Studio album by Do or Die
- Released: September 3, 1996
- Studios: Creator's Way (Chicago, IL); Lil J (Houston, TX);
- Genre: Hip hop · gangsta rap
- Length: 50:40
- Labels: Rap-A-Lot; Noo Trybe;
- Producers: Crazy C; Mike Dean; the Legendary Traxster;

Do or Die chronology
|  | Picture This (1996) | Headz or Tailz (1998) |

Singles from Picture This
- "Po Pimp" Released: July 16, 1996; "Playa Like Me and You" Released: 1996;

= Picture This (Do or Die album) =

Picture This is the debut studio album by American hip hop group Do or Die. It was released on September 3, 1996, via Rap-A-Lot Records and Noo Trybe Records. The recording sessions took place at Creator's Way Studios in Chicago and at Lil J Studio in Houston. The album was produced by the Legendary Traxster, Mike Dean and Crazy C, with J. Prince serving as executive producer. It features guest appearances from Twista and Johnny P.

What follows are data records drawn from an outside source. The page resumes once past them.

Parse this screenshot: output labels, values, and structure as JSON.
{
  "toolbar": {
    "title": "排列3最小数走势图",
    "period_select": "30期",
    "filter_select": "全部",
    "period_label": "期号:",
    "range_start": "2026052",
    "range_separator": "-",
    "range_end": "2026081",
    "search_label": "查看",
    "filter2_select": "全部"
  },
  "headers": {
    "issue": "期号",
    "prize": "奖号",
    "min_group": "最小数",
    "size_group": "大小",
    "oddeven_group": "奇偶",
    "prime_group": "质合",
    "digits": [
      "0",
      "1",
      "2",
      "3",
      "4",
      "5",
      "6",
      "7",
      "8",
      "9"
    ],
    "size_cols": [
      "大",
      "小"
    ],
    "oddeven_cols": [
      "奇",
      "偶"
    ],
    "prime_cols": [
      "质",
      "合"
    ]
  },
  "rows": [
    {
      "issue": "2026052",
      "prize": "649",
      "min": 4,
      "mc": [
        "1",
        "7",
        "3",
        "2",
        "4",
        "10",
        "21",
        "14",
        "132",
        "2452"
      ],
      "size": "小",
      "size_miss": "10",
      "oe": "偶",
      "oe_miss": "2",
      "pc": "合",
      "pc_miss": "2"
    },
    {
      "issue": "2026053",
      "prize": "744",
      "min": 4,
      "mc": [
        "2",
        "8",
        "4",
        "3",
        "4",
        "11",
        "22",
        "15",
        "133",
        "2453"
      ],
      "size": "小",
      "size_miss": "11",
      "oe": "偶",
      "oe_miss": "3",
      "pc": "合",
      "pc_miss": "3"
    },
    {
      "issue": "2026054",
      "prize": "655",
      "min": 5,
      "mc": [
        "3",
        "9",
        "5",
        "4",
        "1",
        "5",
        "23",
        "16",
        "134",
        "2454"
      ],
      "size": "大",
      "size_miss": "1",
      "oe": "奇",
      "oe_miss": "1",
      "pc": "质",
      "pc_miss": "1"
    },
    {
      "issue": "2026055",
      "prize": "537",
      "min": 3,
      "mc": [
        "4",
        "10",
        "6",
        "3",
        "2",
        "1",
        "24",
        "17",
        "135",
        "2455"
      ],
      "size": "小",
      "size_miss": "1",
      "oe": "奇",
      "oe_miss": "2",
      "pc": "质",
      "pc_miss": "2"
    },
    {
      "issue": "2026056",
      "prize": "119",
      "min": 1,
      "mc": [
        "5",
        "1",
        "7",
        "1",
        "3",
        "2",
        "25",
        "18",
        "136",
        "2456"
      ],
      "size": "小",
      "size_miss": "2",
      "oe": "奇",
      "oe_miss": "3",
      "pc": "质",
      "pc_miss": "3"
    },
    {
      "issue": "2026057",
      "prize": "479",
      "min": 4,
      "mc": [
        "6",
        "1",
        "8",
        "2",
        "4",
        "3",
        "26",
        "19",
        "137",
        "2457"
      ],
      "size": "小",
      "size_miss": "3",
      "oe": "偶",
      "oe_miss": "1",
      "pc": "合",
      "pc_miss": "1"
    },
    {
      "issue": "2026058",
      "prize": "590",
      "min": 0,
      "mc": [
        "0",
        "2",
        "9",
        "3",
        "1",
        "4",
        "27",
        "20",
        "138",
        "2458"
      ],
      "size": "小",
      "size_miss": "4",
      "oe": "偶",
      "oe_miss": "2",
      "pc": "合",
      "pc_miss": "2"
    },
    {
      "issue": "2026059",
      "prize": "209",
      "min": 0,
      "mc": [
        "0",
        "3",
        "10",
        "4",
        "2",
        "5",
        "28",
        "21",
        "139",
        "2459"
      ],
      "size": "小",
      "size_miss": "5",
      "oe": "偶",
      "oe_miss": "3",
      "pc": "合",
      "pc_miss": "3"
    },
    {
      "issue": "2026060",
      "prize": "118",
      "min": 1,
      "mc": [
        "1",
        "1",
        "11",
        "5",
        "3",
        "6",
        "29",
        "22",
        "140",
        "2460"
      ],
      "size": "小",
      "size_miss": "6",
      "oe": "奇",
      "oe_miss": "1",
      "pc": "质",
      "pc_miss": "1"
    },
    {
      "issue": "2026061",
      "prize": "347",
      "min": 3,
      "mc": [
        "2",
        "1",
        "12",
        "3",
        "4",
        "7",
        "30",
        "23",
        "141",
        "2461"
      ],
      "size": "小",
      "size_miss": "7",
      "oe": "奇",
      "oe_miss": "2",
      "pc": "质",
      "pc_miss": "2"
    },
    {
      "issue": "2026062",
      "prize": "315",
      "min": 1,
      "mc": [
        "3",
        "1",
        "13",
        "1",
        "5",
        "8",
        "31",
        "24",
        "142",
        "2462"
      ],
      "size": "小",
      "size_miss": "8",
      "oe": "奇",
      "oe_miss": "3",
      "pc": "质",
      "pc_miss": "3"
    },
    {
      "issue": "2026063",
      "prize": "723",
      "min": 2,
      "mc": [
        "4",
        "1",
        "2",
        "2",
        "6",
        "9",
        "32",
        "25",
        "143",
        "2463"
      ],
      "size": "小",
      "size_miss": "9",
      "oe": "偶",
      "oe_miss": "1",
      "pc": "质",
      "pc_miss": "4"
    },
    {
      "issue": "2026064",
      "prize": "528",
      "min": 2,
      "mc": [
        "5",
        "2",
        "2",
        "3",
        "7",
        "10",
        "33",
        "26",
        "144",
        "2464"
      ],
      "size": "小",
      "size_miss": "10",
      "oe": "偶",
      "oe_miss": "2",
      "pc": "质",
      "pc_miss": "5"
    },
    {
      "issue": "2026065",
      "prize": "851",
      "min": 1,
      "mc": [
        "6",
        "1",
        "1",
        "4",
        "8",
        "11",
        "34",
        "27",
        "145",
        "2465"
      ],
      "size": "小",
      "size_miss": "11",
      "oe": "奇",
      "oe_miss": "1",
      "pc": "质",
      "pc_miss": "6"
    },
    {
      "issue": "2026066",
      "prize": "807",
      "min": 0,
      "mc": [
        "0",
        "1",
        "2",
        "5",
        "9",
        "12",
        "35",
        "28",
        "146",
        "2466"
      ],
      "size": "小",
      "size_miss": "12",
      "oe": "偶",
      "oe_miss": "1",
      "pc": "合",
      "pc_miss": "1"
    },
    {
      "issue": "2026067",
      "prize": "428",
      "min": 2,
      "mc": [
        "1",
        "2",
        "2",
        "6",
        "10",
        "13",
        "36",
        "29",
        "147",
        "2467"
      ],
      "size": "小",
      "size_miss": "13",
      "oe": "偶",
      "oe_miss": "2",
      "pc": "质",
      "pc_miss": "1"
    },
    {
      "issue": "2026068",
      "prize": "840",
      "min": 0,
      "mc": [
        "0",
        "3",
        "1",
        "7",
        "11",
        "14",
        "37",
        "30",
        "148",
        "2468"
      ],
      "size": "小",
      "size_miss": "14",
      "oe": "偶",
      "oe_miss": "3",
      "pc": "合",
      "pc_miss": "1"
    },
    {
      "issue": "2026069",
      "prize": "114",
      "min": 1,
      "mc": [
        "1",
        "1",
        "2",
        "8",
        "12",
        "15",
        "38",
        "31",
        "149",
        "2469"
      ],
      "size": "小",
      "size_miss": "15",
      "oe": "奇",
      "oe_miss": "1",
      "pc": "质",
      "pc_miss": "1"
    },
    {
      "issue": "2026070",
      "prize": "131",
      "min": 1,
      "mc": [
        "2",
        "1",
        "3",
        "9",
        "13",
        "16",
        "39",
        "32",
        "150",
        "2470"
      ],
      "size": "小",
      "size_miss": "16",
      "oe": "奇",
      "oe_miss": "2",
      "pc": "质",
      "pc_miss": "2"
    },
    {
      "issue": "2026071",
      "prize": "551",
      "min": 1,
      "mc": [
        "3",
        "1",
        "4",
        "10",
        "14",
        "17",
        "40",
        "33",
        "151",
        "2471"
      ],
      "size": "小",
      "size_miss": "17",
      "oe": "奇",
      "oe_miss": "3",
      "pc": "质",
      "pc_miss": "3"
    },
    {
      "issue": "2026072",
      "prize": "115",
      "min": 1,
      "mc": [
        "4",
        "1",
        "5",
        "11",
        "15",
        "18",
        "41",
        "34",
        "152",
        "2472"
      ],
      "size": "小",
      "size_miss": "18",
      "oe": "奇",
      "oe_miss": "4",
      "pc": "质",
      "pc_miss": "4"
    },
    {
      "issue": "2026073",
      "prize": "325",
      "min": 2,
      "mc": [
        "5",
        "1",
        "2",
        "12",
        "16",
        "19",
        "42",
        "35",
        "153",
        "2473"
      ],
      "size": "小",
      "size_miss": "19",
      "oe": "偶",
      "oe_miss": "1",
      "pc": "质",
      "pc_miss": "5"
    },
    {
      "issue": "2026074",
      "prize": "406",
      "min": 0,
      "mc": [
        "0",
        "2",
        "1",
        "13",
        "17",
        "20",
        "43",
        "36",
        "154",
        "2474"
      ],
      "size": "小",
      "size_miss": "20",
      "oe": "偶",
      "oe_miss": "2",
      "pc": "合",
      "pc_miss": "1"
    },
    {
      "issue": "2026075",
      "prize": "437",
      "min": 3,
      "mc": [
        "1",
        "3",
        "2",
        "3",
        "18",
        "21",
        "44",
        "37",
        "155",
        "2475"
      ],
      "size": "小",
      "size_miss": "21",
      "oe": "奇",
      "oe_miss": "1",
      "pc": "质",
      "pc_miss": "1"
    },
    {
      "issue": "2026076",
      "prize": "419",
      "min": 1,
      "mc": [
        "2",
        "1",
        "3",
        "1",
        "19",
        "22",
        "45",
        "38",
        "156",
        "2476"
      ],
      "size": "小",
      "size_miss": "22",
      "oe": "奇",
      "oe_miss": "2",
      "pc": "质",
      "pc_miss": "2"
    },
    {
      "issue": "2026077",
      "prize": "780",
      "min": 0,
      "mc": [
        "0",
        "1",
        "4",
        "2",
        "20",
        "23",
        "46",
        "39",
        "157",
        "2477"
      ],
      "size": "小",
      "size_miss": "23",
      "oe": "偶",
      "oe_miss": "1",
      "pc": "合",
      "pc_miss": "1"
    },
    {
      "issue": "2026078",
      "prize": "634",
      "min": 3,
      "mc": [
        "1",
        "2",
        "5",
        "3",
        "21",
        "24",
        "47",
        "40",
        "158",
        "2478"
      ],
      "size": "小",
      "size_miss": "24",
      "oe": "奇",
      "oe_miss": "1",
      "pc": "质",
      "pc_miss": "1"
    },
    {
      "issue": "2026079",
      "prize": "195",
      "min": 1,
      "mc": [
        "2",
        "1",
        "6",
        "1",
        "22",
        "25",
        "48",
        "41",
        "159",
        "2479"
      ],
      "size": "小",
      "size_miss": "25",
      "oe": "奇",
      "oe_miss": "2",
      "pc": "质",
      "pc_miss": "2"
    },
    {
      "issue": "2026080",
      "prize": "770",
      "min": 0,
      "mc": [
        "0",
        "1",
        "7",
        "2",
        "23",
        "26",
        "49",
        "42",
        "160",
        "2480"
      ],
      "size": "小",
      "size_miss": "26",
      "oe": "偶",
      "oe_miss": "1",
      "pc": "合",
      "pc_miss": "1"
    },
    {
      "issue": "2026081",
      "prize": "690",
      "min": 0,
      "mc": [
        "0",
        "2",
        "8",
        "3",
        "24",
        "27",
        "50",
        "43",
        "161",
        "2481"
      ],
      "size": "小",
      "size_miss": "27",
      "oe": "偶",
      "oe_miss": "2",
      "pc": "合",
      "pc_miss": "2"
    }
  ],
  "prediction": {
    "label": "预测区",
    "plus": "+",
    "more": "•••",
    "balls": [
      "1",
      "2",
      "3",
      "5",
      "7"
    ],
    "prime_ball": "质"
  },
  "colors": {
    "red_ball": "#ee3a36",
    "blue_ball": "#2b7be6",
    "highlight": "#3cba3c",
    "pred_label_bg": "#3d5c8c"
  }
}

The album peaked at number 27 on the Billboard 200 and number 3 on the Top R&B/Hip-Hop Albums. The album featured the hit single, "Po Pimp", which peaked at number 22 on the Billboard Hot 100 and topped the Hot Rap Singles.

Professional ratings
Review scores
| Source | Rating |
| AllMusic | Star |
| RapReviews | 7/10 |
| The Source | Star Half star |

==Track listing==

| No. | Title | Writer(s) | Producer(s) | Length |
|---|---|---|---|---|
| 1. | "Alpha and Omega" | Anthony Round; Darnell Smith; Dennis Round; Samuel Lindley; | The Legendary Traxster | 3:10 |
| 2. | "Shut 'Em Down" | A. Round; Smith; D. Round; Lindley; | The Legendary Traxster | 4:41 |
| 3. | "Po Pimp" (featuring Tung Twista and Johnny P) | A. Round; Smith; D. Round; Carl Mitchell; Lindley; | The Legendary Traxster | 3:54 |
| 4. | "Kill or Be Killed" | A. Round; Smith; D. Round; Michael Dean; | Mike Dean | 5:44 |
| 5. | "Paper Chase" (featuring Tung Twista) | A. Round; Smith; D. Round; Mitchell; Dean; | Mike Dean | 3:53 |
| 6. | "Playa Like Me and You" (featuring Johnny P) | A. Round; Smith; D. Round; Lindley; | The Legendary Traxster | 4:45 |
| 7. | "Promise" | A. Round; Smith; D. Round; Lindley; | The Legendary Traxster | 4:39 |
| 8. | "6 Million" | A. Round; Smith; D. Round; Lindley; | The Legendary Traxster | 4:42 |
| 9. | "Search Warrant" | A. Round; Smith; D. Round; Lindley; | The Legendary Traxster | 4:31 |
| 10. | "Anotha One Dead and Gone" | A. Round; Smith; D. Round; Lindley; | The Legendary Traxster | 5:29 |
| 11. | "Money Flow" (featuring Tung Twista) | A. Round; Smith; D. Round; Mitchell; Simon Cullins; | Crazy C | 5:12 |
| Total length: |  |  |  | 50:40 |

==Personnel==
- Anthony "N.A.R.D." Round – vocals
- Darnell "Belo Zero" Smith – vocals
- Dennis "AK47" Round – vocals
- Carl "Twista" Mitchell – vocals (tracks: 3, 5, 11)
- John "Johnny P" Pigram – vocals (tracks: 3, 6)
- Samuel "The Legendary Traxster" Lindley – producer (tracks: 1–3, 6–10), engineering, mixing
- Mike Dean – producer (tracks: 4, 5), engineering, mixing, mastering
- Simon "Crazy C" Cullins – producer (track 11)
- James A. Smith – executive producer
- Tony "Big Chief" Randle – production supervisor
- Denise Milford – photography

==Charts==

===Weekly charts===

| Chart (1996) | Peak position |
|---|---|
| US Billboard 200 | 27 |
| US Top R&B/Hip-Hop Albums (Billboard) | 3 |

===Year-end charts===

| Chart (1996) | Position |
|---|---|
| US Top R&B/Hip-Hop Albums (Billboard) | 52 |

==Certifications==

| Region | Certification | Certified units/sales |
| United States (RIAA) | Gold | 500,000^{^} |
^{^} Shipments figures based on certification alone.